There was also a push from within. “I always thought of myself as an empathetic person, always taking care of my friends when they got hurt.”
He did not spend time at his brother’s office, but he did participate in research activities with his colleagues to see if he liked it, and he volunteered with children with cancer at hospitals during college summer weekends. “The kids are phenomenal, but the hospital is such a sterile environment, so just getting them to enjoy themselves was a great and touching experience.”
He was very excited by the PC revolution, so computer science was medicine’s only professional rival, but after finishing at SUNY Binghamton in three years, he enrolled at NYU’s medical school.
The empathy is the foundation for his strong bedside manner. He acknowledged its importance, “Especially as an ear, nose, and throat physician. Even though we are surgeons, a good portion of our practice is medicine – taking care of patients medically, talking to them…In my subspecialty of ear…With the ones who suffer from dizziness and ringing in the ear – tinitis – handholding is needed to get them through some difficult and trying times.”
He handles all hearing problems, including infections and balance problems, and noted some disorders are caused by diet issues, especially salt intake.
He is also engaged in research, but he is still settling in at Weill Cornell after being at the New York Eye and Ear Infirmary 13 years.
RESTORING HEARING LOSS
When his new position opened up this year he was very excited about becoming director of the Cochlear Implant Center – the cochlea is the organ of hearing and implants are at the forefront of technology.
Originally technology focused on the eyes, but there is no ocular implant yet and “that technology ended up getting ported over to ears…with the first cochlear implant in the late 1970s,” he told TNH.

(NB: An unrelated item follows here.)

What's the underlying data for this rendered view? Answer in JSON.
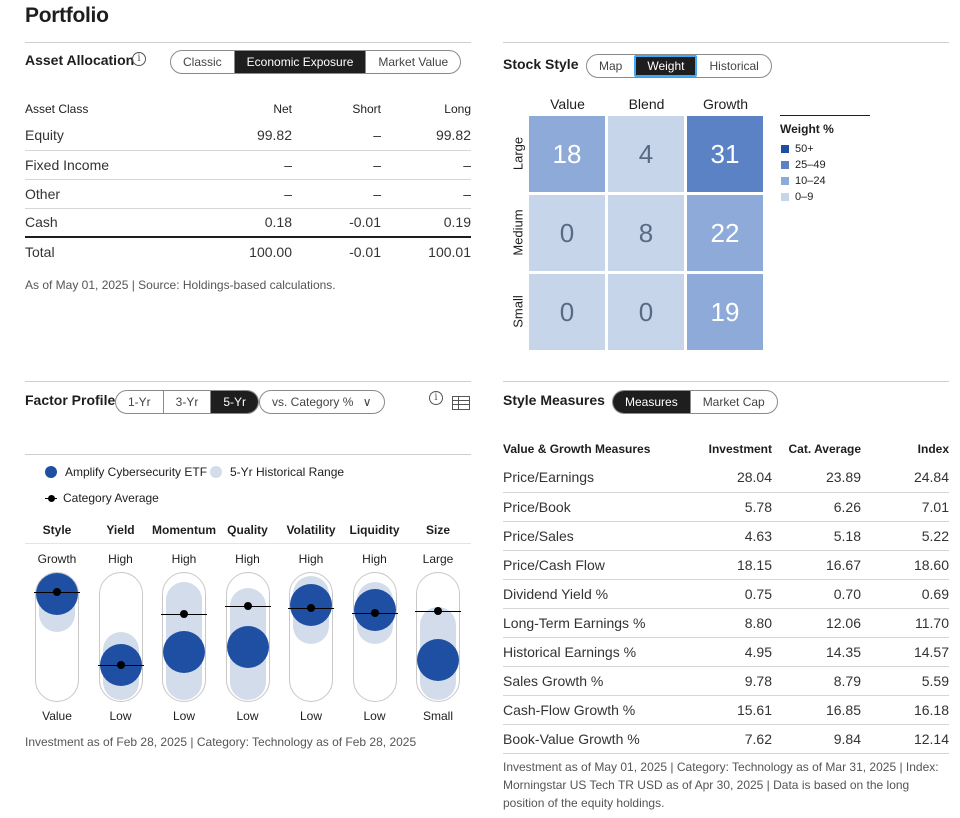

Nevertheless it is considered a young field. “We are implanting more and more with patients who have more and more residual hearing” rapidly increasing the salience of the question of what is better, a hearing aid or an implant.
Alexiades emphasized, however, that the two experiences differ dramatically. With implants “it’s a totally new way to hear. Hearing aids are amplifiers. Most people’s complaint is that the sound is louder, but they don’t have the clarity.”

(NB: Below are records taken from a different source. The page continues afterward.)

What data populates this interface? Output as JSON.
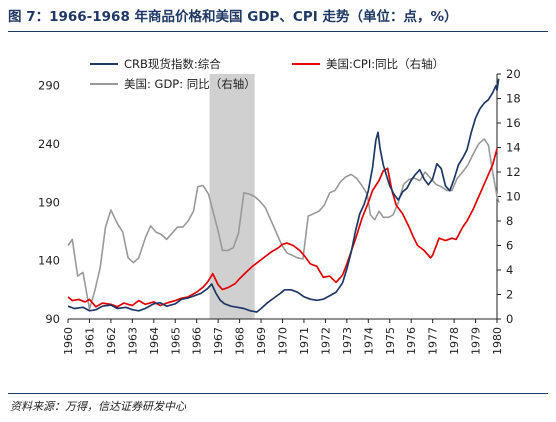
{
  "header": {
    "title": "图 7：1966-1968 年商品价格和美国 GDP、CPI 走势（单位：点，%）"
  },
  "footer": {
    "source": "资料来源：万得，信达证券研发中心"
  },
  "chart_data": {
    "type": "line",
    "title": "图 7：1966-1968 年商品价格和美国 GDP、CPI 走势（单位：点，%）",
    "x_range": [
      1960,
      1980
    ],
    "x_ticks": [
      "1960",
      "1961",
      "1962",
      "1963",
      "1964",
      "1965",
      "1966",
      "1967",
      "1968",
      "1969",
      "1970",
      "1971",
      "1972",
      "1973",
      "1974",
      "1975",
      "1976",
      "1977",
      "1978",
      "1979",
      "1980"
    ],
    "y_left": {
      "range": [
        90,
        300
      ],
      "ticks": [
        "90",
        "140",
        "190",
        "240",
        "290"
      ]
    },
    "y_right": {
      "range": [
        0,
        20
      ],
      "ticks": [
        "0",
        "2",
        "4",
        "6",
        "8",
        "10",
        "12",
        "14",
        "16",
        "18",
        "20"
      ]
    },
    "shaded_region": {
      "from": 1966.6,
      "to": 1968.7,
      "color": "#d0d0d0"
    },
    "legend": {
      "placement": "top-left",
      "columns": 2
    },
    "series": [
      {
        "name": "CRB现货指数:综合",
        "axis": "left",
        "color": "#1f3864",
        "points": [
          [
            1960.0,
            101
          ],
          [
            1960.3,
            99
          ],
          [
            1960.7,
            100
          ],
          [
            1961.0,
            97
          ],
          [
            1961.3,
            98
          ],
          [
            1961.6,
            101
          ],
          [
            1962.0,
            102
          ],
          [
            1962.3,
            99
          ],
          [
            1962.7,
            100
          ],
          [
            1963.0,
            98
          ],
          [
            1963.3,
            97
          ],
          [
            1963.6,
            99
          ],
          [
            1964.0,
            103
          ],
          [
            1964.3,
            104
          ],
          [
            1964.6,
            101
          ],
          [
            1965.0,
            103
          ],
          [
            1965.3,
            107
          ],
          [
            1965.6,
            108
          ],
          [
            1965.9,
            110
          ],
          [
            1966.2,
            112
          ],
          [
            1966.5,
            116
          ],
          [
            1966.7,
            120
          ],
          [
            1966.9,
            112
          ],
          [
            1967.1,
            106
          ],
          [
            1967.3,
            103
          ],
          [
            1967.6,
            101
          ],
          [
            1967.9,
            100
          ],
          [
            1968.2,
            99
          ],
          [
            1968.5,
            97
          ],
          [
            1968.8,
            96
          ],
          [
            1969.0,
            99
          ],
          [
            1969.3,
            104
          ],
          [
            1969.6,
            108
          ],
          [
            1969.9,
            112
          ],
          [
            1970.1,
            115
          ],
          [
            1970.4,
            115
          ],
          [
            1970.7,
            113
          ],
          [
            1971.0,
            109
          ],
          [
            1971.3,
            107
          ],
          [
            1971.6,
            106
          ],
          [
            1971.9,
            107
          ],
          [
            1972.2,
            110
          ],
          [
            1972.5,
            113
          ],
          [
            1972.8,
            121
          ],
          [
            1973.0,
            133
          ],
          [
            1973.2,
            147
          ],
          [
            1973.4,
            165
          ],
          [
            1973.6,
            180
          ],
          [
            1973.8,
            188
          ],
          [
            1974.0,
            200
          ],
          [
            1974.2,
            220
          ],
          [
            1974.35,
            243
          ],
          [
            1974.45,
            250
          ],
          [
            1974.55,
            236
          ],
          [
            1974.7,
            222
          ],
          [
            1974.85,
            213
          ],
          [
            1975.0,
            204
          ],
          [
            1975.2,
            197
          ],
          [
            1975.4,
            192
          ],
          [
            1975.6,
            199
          ],
          [
            1975.8,
            202
          ],
          [
            1976.0,
            209
          ],
          [
            1976.2,
            214
          ],
          [
            1976.4,
            218
          ],
          [
            1976.6,
            210
          ],
          [
            1976.8,
            205
          ],
          [
            1977.0,
            210
          ],
          [
            1977.2,
            223
          ],
          [
            1977.4,
            219
          ],
          [
            1977.6,
            204
          ],
          [
            1977.8,
            200
          ],
          [
            1978.0,
            210
          ],
          [
            1978.2,
            222
          ],
          [
            1978.4,
            228
          ],
          [
            1978.6,
            235
          ],
          [
            1978.8,
            250
          ],
          [
            1979.0,
            262
          ],
          [
            1979.2,
            270
          ],
          [
            1979.4,
            275
          ],
          [
            1979.6,
            278
          ],
          [
            1979.8,
            284
          ],
          [
            1979.95,
            290
          ],
          [
            1980.0,
            286
          ],
          [
            1980.08,
            296
          ]
        ]
      },
      {
        "name": "美国:CPI:同比（右轴）",
        "axis": "right",
        "color": "#e00000",
        "points": [
          [
            1960.0,
            1.8
          ],
          [
            1960.2,
            1.5
          ],
          [
            1960.5,
            1.6
          ],
          [
            1960.8,
            1.4
          ],
          [
            1961.0,
            1.6
          ],
          [
            1961.3,
            1.0
          ],
          [
            1961.6,
            1.3
          ],
          [
            1962.0,
            1.2
          ],
          [
            1962.3,
            1.0
          ],
          [
            1962.6,
            1.3
          ],
          [
            1963.0,
            1.1
          ],
          [
            1963.3,
            1.5
          ],
          [
            1963.6,
            1.2
          ],
          [
            1964.0,
            1.4
          ],
          [
            1964.3,
            1.1
          ],
          [
            1964.6,
            1.3
          ],
          [
            1965.0,
            1.5
          ],
          [
            1965.3,
            1.7
          ],
          [
            1965.6,
            1.8
          ],
          [
            1966.0,
            2.2
          ],
          [
            1966.3,
            2.6
          ],
          [
            1966.5,
            3.0
          ],
          [
            1966.75,
            3.7
          ],
          [
            1967.0,
            2.8
          ],
          [
            1967.2,
            2.4
          ],
          [
            1967.5,
            2.6
          ],
          [
            1967.8,
            2.9
          ],
          [
            1968.0,
            3.3
          ],
          [
            1968.3,
            3.8
          ],
          [
            1968.6,
            4.3
          ],
          [
            1968.9,
            4.7
          ],
          [
            1969.2,
            5.1
          ],
          [
            1969.5,
            5.5
          ],
          [
            1969.8,
            5.8
          ],
          [
            1970.0,
            6.1
          ],
          [
            1970.2,
            6.2
          ],
          [
            1970.5,
            6.0
          ],
          [
            1970.8,
            5.6
          ],
          [
            1971.0,
            5.2
          ],
          [
            1971.3,
            4.5
          ],
          [
            1971.6,
            4.3
          ],
          [
            1971.9,
            3.4
          ],
          [
            1972.2,
            3.5
          ],
          [
            1972.5,
            3.0
          ],
          [
            1972.8,
            3.6
          ],
          [
            1973.0,
            4.5
          ],
          [
            1973.2,
            5.5
          ],
          [
            1973.4,
            6.5
          ],
          [
            1973.7,
            8.2
          ],
          [
            1974.0,
            9.5
          ],
          [
            1974.2,
            10.5
          ],
          [
            1974.5,
            11.3
          ],
          [
            1974.7,
            12.1
          ],
          [
            1974.9,
            12.3
          ],
          [
            1975.1,
            10.5
          ],
          [
            1975.3,
            9.3
          ],
          [
            1975.6,
            8.6
          ],
          [
            1975.9,
            7.5
          ],
          [
            1976.1,
            6.7
          ],
          [
            1976.3,
            6.0
          ],
          [
            1976.6,
            5.6
          ],
          [
            1976.9,
            5.0
          ],
          [
            1977.0,
            5.2
          ],
          [
            1977.3,
            6.6
          ],
          [
            1977.6,
            6.4
          ],
          [
            1977.9,
            6.6
          ],
          [
            1978.1,
            6.5
          ],
          [
            1978.4,
            7.5
          ],
          [
            1978.6,
            8.0
          ],
          [
            1978.9,
            9.0
          ],
          [
            1979.1,
            9.8
          ],
          [
            1979.3,
            10.6
          ],
          [
            1979.6,
            11.8
          ],
          [
            1979.8,
            12.6
          ],
          [
            1980.0,
            13.9
          ]
        ]
      },
      {
        "name": "美国: GDP: 同比（右轴）",
        "axis": "right",
        "color": "#999999",
        "points": [
          [
            1960.0,
            6.0
          ],
          [
            1960.2,
            6.5
          ],
          [
            1960.45,
            3.5
          ],
          [
            1960.7,
            3.8
          ],
          [
            1961.0,
            0.8
          ],
          [
            1961.25,
            2.3
          ],
          [
            1961.5,
            4.2
          ],
          [
            1961.75,
            7.5
          ],
          [
            1962.0,
            8.9
          ],
          [
            1962.3,
            7.8
          ],
          [
            1962.55,
            7.1
          ],
          [
            1962.8,
            5.0
          ],
          [
            1963.05,
            4.6
          ],
          [
            1963.3,
            5.0
          ],
          [
            1963.6,
            6.6
          ],
          [
            1963.85,
            7.6
          ],
          [
            1964.1,
            7.1
          ],
          [
            1964.35,
            6.9
          ],
          [
            1964.6,
            6.5
          ],
          [
            1964.85,
            7.0
          ],
          [
            1965.1,
            7.5
          ],
          [
            1965.35,
            7.5
          ],
          [
            1965.6,
            8.0
          ],
          [
            1965.85,
            8.8
          ],
          [
            1966.05,
            10.8
          ],
          [
            1966.3,
            10.9
          ],
          [
            1966.55,
            10.2
          ],
          [
            1966.8,
            8.5
          ],
          [
            1967.0,
            7.2
          ],
          [
            1967.2,
            5.6
          ],
          [
            1967.45,
            5.6
          ],
          [
            1967.7,
            5.8
          ],
          [
            1967.95,
            7.0
          ],
          [
            1968.2,
            10.3
          ],
          [
            1968.45,
            10.2
          ],
          [
            1968.7,
            10.0
          ],
          [
            1968.95,
            9.6
          ],
          [
            1969.2,
            9.1
          ],
          [
            1969.45,
            8.1
          ],
          [
            1969.7,
            7.1
          ],
          [
            1969.95,
            6.1
          ],
          [
            1970.2,
            5.4
          ],
          [
            1970.45,
            5.2
          ],
          [
            1970.7,
            5.0
          ],
          [
            1970.95,
            4.9
          ],
          [
            1971.2,
            8.4
          ],
          [
            1971.45,
            8.6
          ],
          [
            1971.7,
            8.8
          ],
          [
            1971.95,
            9.3
          ],
          [
            1972.2,
            10.3
          ],
          [
            1972.45,
            10.5
          ],
          [
            1972.7,
            11.2
          ],
          [
            1972.95,
            11.6
          ],
          [
            1973.2,
            11.8
          ],
          [
            1973.45,
            11.5
          ],
          [
            1973.7,
            10.9
          ],
          [
            1973.95,
            10.2
          ],
          [
            1974.1,
            8.5
          ],
          [
            1974.3,
            8.1
          ],
          [
            1974.5,
            8.8
          ],
          [
            1974.7,
            8.3
          ],
          [
            1974.95,
            8.3
          ],
          [
            1975.15,
            8.5
          ],
          [
            1975.4,
            9.5
          ],
          [
            1975.65,
            11.0
          ],
          [
            1975.9,
            11.4
          ],
          [
            1976.15,
            11.5
          ],
          [
            1976.4,
            11.3
          ],
          [
            1976.65,
            12.0
          ],
          [
            1976.9,
            11.5
          ],
          [
            1977.15,
            11.0
          ],
          [
            1977.4,
            10.8
          ],
          [
            1977.65,
            10.5
          ],
          [
            1977.9,
            10.5
          ],
          [
            1978.15,
            11.5
          ],
          [
            1978.4,
            12.0
          ],
          [
            1978.65,
            12.6
          ],
          [
            1978.9,
            13.5
          ],
          [
            1979.15,
            14.3
          ],
          [
            1979.4,
            14.7
          ],
          [
            1979.6,
            14.2
          ],
          [
            1979.8,
            12.0
          ],
          [
            1980.0,
            10.0
          ],
          [
            1980.1,
            9.5
          ]
        ]
      }
    ]
  }
}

He explained that with nerve hearing loss, it’s not the nerve that is damaged, rather, there is a progressive loss of the hair cells that beat to the sound waves in the environment and stimulate the nerve cells.

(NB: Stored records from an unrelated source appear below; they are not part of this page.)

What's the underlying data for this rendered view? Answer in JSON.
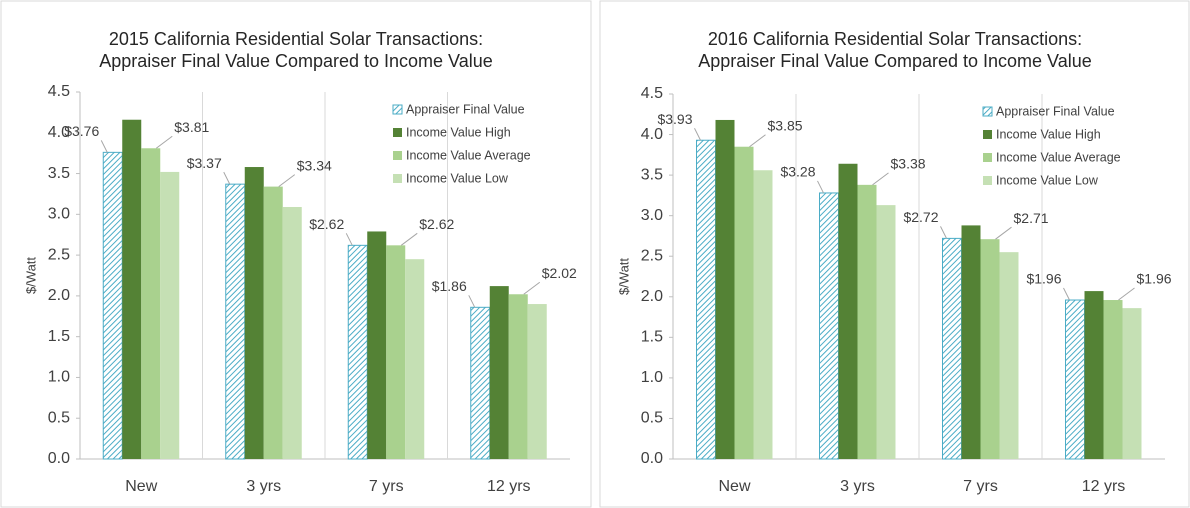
{
  "chart_data": [
    {
      "type": "bar",
      "title": "2015 California Residential Solar Transactions:",
      "subtitle": "Appraiser Final Value Compared to Income Value",
      "y_label": "$/Watt",
      "categories": [
        "New",
        "3 yrs",
        "7 yrs",
        "12 yrs"
      ],
      "series": [
        {
          "name": "Appraiser Final Value",
          "color": "#4bacc6",
          "pattern": "hatch",
          "values": [
            3.76,
            3.37,
            2.62,
            1.86
          ],
          "value_labels": [
            "$3.76",
            "$3.37",
            "$2.62",
            "$1.86"
          ]
        },
        {
          "name": "Income Value High",
          "color": "#548235",
          "values": [
            4.16,
            3.58,
            2.79,
            2.12
          ]
        },
        {
          "name": "Income Value Average",
          "color": "#a9d18e",
          "values": [
            3.81,
            3.34,
            2.62,
            2.02
          ],
          "value_labels": [
            "$3.81",
            "$3.34",
            "$2.62",
            "$2.02"
          ]
        },
        {
          "name": "Income Value Low",
          "color": "#c5e0b4",
          "values": [
            3.52,
            3.09,
            2.45,
            1.9
          ]
        }
      ],
      "ylim": [
        0,
        4.5
      ],
      "yticks": [
        {
          "value": 0,
          "label": "0.0"
        },
        0.5,
        {
          "value": 1,
          "label": "1.0"
        },
        1.5,
        {
          "value": 2,
          "label": "2.0"
        },
        2.5,
        {
          "value": 3,
          "label": "3.0"
        },
        3.5,
        {
          "value": 4,
          "label": "4.0"
        },
        4.5
      ],
      "legend": "top-right"
    },
    {
      "type": "bar",
      "title": "2016 California Residential Solar Transactions:",
      "subtitle": "Appraiser Final Value Compared to Income Value",
      "y_label": "$/Watt",
      "categories": [
        "New",
        "3 yrs",
        "7 yrs",
        "12 yrs"
      ],
      "series": [
        {
          "name": "Appraiser Final Value",
          "color": "#4bacc6",
          "pattern": "hatch",
          "values": [
            3.93,
            3.28,
            2.72,
            1.96
          ],
          "value_labels": [
            "$3.93",
            "$3.28",
            "$2.72",
            "$1.96"
          ]
        },
        {
          "name": "Income Value High",
          "color": "#548235",
          "values": [
            4.18,
            3.64,
            2.88,
            2.07
          ]
        },
        {
          "name": "Income Value Average",
          "color": "#a9d18e",
          "values": [
            3.85,
            3.38,
            2.71,
            1.96
          ],
          "value_labels": [
            "$3.85",
            "$3.38",
            "$2.71",
            "$1.96"
          ]
        },
        {
          "name": "Income Value Low",
          "color": "#c5e0b4",
          "values": [
            3.56,
            3.13,
            2.55,
            1.86
          ]
        }
      ],
      "ylim": [
        0,
        4.5
      ],
      "yticks": [
        {
          "value": 0,
          "label": "0.0"
        },
        0.5,
        {
          "value": 1,
          "label": "1.0"
        },
        1.5,
        {
          "value": 2,
          "label": "2.0"
        },
        2.5,
        {
          "value": 3,
          "label": "3.0"
        },
        3.5,
        {
          "value": 4,
          "label": "4.0"
        },
        4.5
      ],
      "legend": "top-right"
    }
  ]
}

When enough die off, there is not enough resolution, but with the implants, the nerve cells are stimulated directly.
“That increases clarity, but you are hearing through a processor that converts the sound to electrical signals that stimulate the nerve cells, so it sounds weird – people say it sounds robotic or Mickey Mouse-like in the beginning. The surgery, which takes an hour, is followed by intense therapy, but the new experience becomes more natural as time goes by,” he said.
There is steady progress both in the implants themselves and in the surgery, which is becoming less traumatic and preserves more hair cells.
And while implants work well with speech, music appreciation is limited, although they work better with music that patients know than with new pieces, and rhythmic music is better than melodic.
The device itself costs around $25,000, and including surgery the entire cost is approximately $50,000, but insurance coverage is available.
Alexiades’ patients range from newborns people 100 years old, and children as young as one can receive implants.
He is glad that in the United States there is universal hearing screening that catches most hearing loss from birth.
He says adults without problems should get tested to establish a baseline, and once a problem is identified, doctors like to follow patients every year.